If the two-minute’s notice requirement is too harsh, you can purchase a one-to-six hours of guaranteed spot instance usage and still receive an estimated discount of 30—50%.
Using spot pricing involves unique challenges. You have to identify workloads that can be interrupted without negative consequences. This might even involve you re-architecting part of your application so more of its workflows can be processed as long lists of tiny idempotent tasks.
Since AWS introduced spot pricing, typical savings have fallen somewhat, but spot pricing has also become much easier to use. Consider EC2 Fleet (incorporating EC2 Spot Fleet) as a way of managing your use of spot pricing. You can also specify the use of spot pricing when you are setting up an AWS Auto Scaling group.
At the opposite end of the spectrum, you can save considerable amounts of money by reserving an EC2 instance for one to three years. Imagine you need an instance to manage your building’s CCTV cameras. You know the instance has to run 24/7. You know you will need it for least three more years. You know the instance will have a constant workload. It’s the perfect candidate for a Reserved Instance.
If you know you’ll need the instance for one-to-three years but you want the option of changing its specification in that period, you can purchase a Convertible Instance.
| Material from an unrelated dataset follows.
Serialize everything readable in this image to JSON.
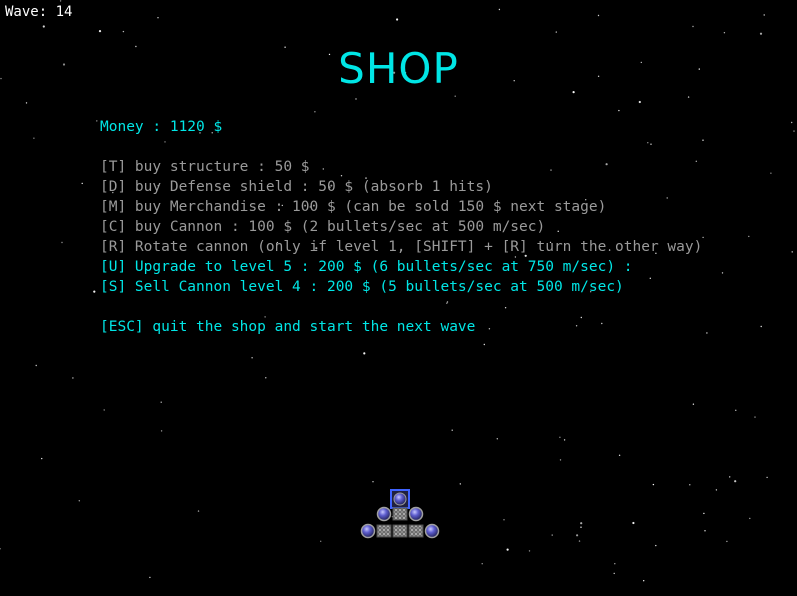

These are not as cheap as pure Reserved Instances, but still offer a significant saving.
There is also the Reserved Instance Marketplace where you can buy or sell Reserved Instance credits that have not been fully used. This is a good way of recouping some of your losses if you reserve an instance that you later find you do not need. It can also be a good way to buy short-term capacity cheaply if you have time to wade through RI listings. Note these can be fairly thin, especially in non-US regions.
After you’ve squeezed as much as possible out of your EC2 instances, then the next big round of savings comes from re-architecting your application so you can replace instances with containers, functions and managed services. For example, here at GorillaStack we re-architected our back-end to use AWS Lambda for our API endpoints. As a result, we were able to decommission many EC2 instances, reducing our AWS bill by more than 70%.
Likely targets for such a change include:
These are typically small pieces of logic that are invoked at random intervals and do not need to maintain internal state. Instead of serving your entire API from an EC2 instance, consider rewriting each endpoint as a function that can be served for less on AWS Lambda.
Though some database services (e.g. AWS DocumentDB) are still quite pricey, using AWS RDS is usually cheaper than running the equivalent database on an EC2 instance.
A software build environment usually consists of a guaranteed environment plus a guaranteed set of tools like headless Chrome. Depending on your software release practices, it may not be needed day-in-day-out. If that sounds like your business, then you might save a considerable amount by turning your build environment into a container and then launching it when required using AWS Fargate.
Accountable, effective cost-optimization has four elements:
Without tags, the Billing Management Console does a great job of showing you how many instance-hours you used in the last month and what that cost you. But with a tagging strategy in place, you can use the console’s Cost Allocation Tags page to monitor the exact costs associated with each tag and track the effectiveness of all the targeted cost-optimization strategies you have put in place.